# Jackknife Sofa



## mdebluz (Sep 22, 2014)

Hi all!

I took out the brand new leather jackknife sofa and replaced it with a custom LazyBoy loveseat. I am wondering how hard it to sell the original one and where would be the best place to list it? It is from a 2013 260FL. I am located in Southern Illinois. Thanks so much everyone!


----------



## Leedek (Nov 28, 2010)

Take some quality photos of the sofa. Stage it well so just the sofa is presented. Don't take the photo with the sofa surrounded by clutter. Use a drop cloth as a back drop. Take good photos showing the sofa upright and laying flat as a bed.

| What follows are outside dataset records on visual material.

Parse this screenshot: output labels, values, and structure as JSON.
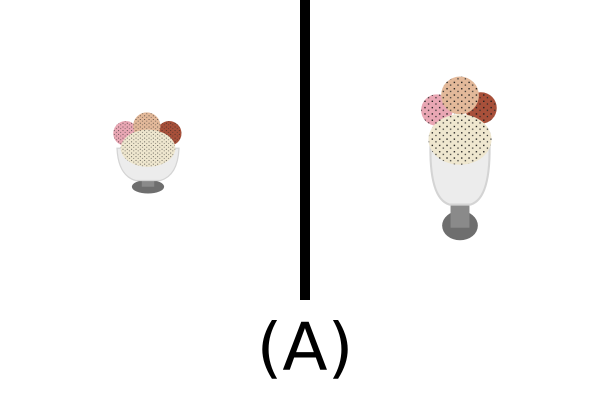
{
  "caption": "(A)",
  "panels": [
    {
      "id": "left",
      "subject": "sundae-small-icon"
    },
    {
      "id": "right",
      "subject": "sundae-large-icon"
    }
  ],
  "colors": {
    "divider": "#000000",
    "background": "#ffffff",
    "scoop_pink": "#e9a7b4",
    "scoop_peach": "#e3b99a",
    "scoop_chocolate": "#a8503a",
    "scoop_vanilla": "#efe7cf",
    "glass": "#ececec",
    "stem": "#6e6e6e"
  }
}
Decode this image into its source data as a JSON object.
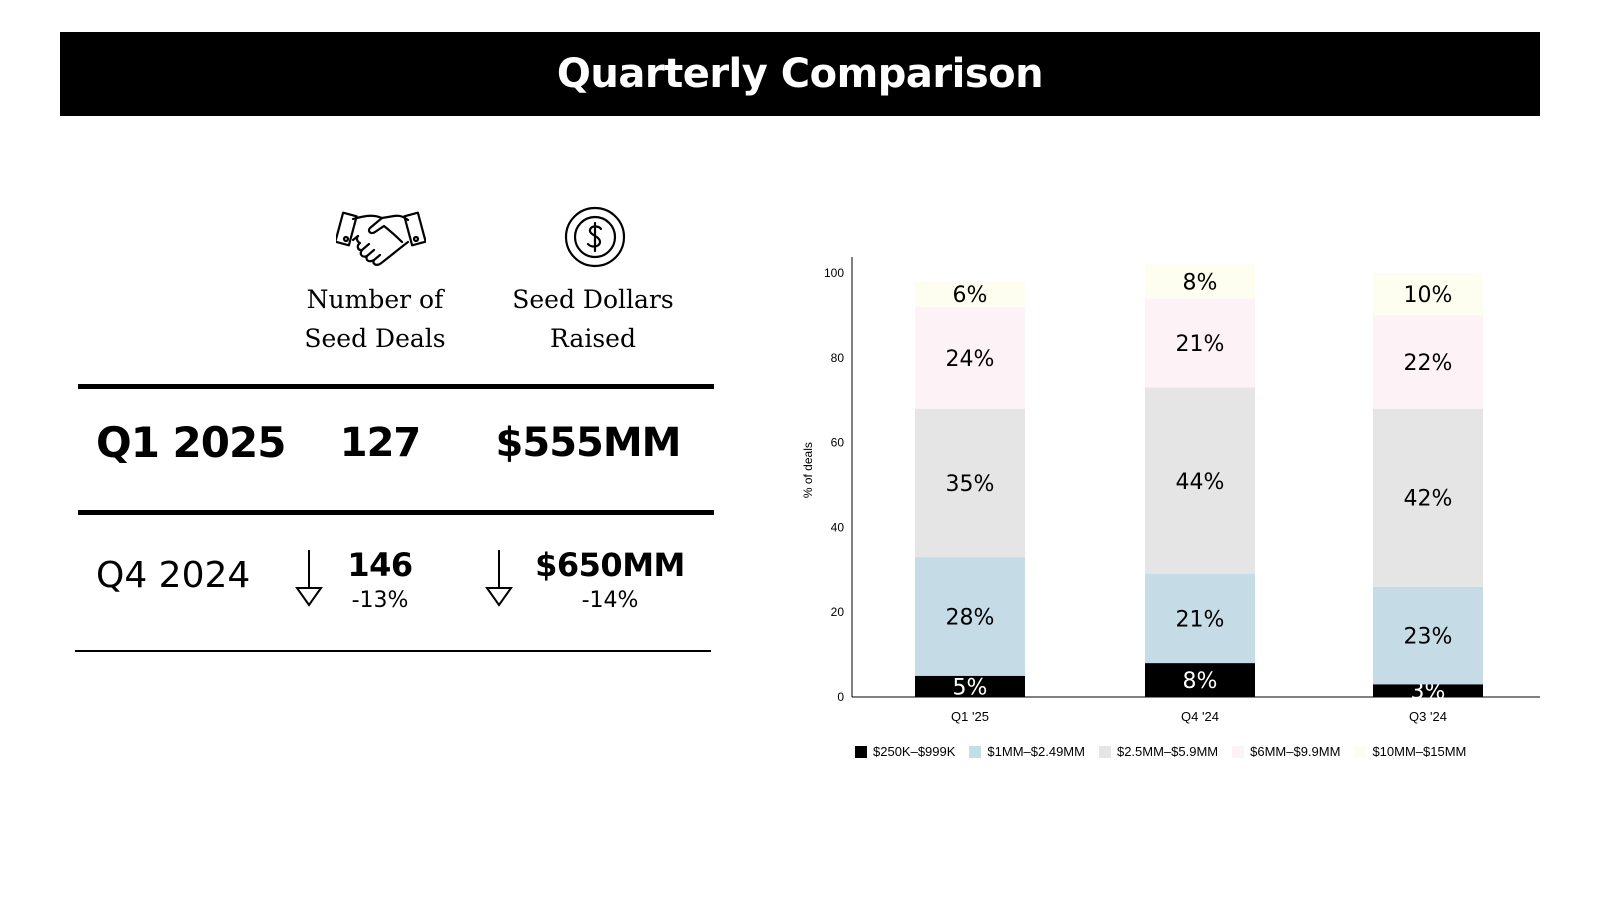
{
  "title": "Quarterly Comparison",
  "headers": {
    "deals": [
      "Number of",
      "Seed Deals"
    ],
    "dollars": [
      "Seed Dollars",
      "Raised"
    ]
  },
  "icons": {
    "deals": "handshake-icon",
    "dollars": "dollar-coin-icon",
    "down": "down-arrow-icon"
  },
  "current": {
    "label": "Q1 2025",
    "deals": "127",
    "dollars": "$555MM"
  },
  "previous": {
    "label": "Q4 2024",
    "deals": "146",
    "deals_change": "-13%",
    "dollars": "$650MM",
    "dollars_change": "-14%"
  },
  "chart_data": {
    "type": "bar",
    "stacked": true,
    "categories": [
      "Q1 '25",
      "Q4 '24",
      "Q3 '24"
    ],
    "ylabel": "% of deals",
    "xlabel": "",
    "ylim": [
      0,
      100
    ],
    "yticks": [
      0,
      20,
      40,
      60,
      80,
      100
    ],
    "series": [
      {
        "name": "$250K–$999K",
        "color": "#000000",
        "label_color": "#ffffff",
        "values": [
          5,
          8,
          3
        ],
        "labels": [
          "5%",
          "8%",
          "3%"
        ]
      },
      {
        "name": "$1MM–$2.49MM",
        "color": "#c5dce7",
        "label_color": "#000000",
        "values": [
          28,
          21,
          23
        ],
        "labels": [
          "28%",
          "21%",
          "23%"
        ]
      },
      {
        "name": "$2.5MM–$5.9MM",
        "color": "#e5e5e5",
        "label_color": "#000000",
        "values": [
          35,
          44,
          42
        ],
        "labels": [
          "35%",
          "44%",
          "42%"
        ]
      },
      {
        "name": "$6MM–$9.9MM",
        "color": "#fdf3f6",
        "label_color": "#000000",
        "values": [
          24,
          21,
          22
        ],
        "labels": [
          "24%",
          "21%",
          "22%"
        ]
      },
      {
        "name": "$10MM–$15MM",
        "color": "#fefef0",
        "label_color": "#000000",
        "values": [
          6,
          8,
          10
        ],
        "labels": [
          "6%",
          "8%",
          "10%"
        ]
      }
    ],
    "legend_position": "bottom"
  }
}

All you need do then is place an ad in Craigslist offering the sofa for sale. Create an ad that tells the prospective customer about why they need your sofa:

* RV Jackknife Sofa:*

- This is a brand new never used Leather sofa.
- An efficient space saver, sofa & sleeper in one!
- Transforms from sofa to sleeper in just moments
- Provides streamlined appearance w/complimentary sleeping surface
- Ideal for your RV or Motorhome space saving furniture needs!

I have used Craigslist many times to sell items I no longer need. Just remember to specify: "cash only and you haul"

Actually just yesterday I sold two folding bicycles to a newly retired couple. They were overjoyed to get my bikes and I broke even on the sale. I had the use of the bikes for two years and sold them for what I paid for them. Good luck. Springfield, IL https://springfieldil.craigslist.org/


----------



## toyboxgang (Apr 6, 2014)

mdebluz said:


> Hi all!
> 
> I took out the brand new leather jackknife sofa and replaced it with a custom LazyBoy loveseat. I am wondering how hard it to sell the original one and where would be the best place to list it? It is from a 2013 260FL. I am located in Southern Illinois. Thanks so much everyone!


----------



## toyboxgang (Apr 6, 2014)

Mdebluz

I also have a 260FL and I would love to see pictures of how you changed out the jacknife sofa and what the finished installation looks like. We would like to remove our sofa because it is terribly uncomfortable to sit on while watching TV.

Thanks


----------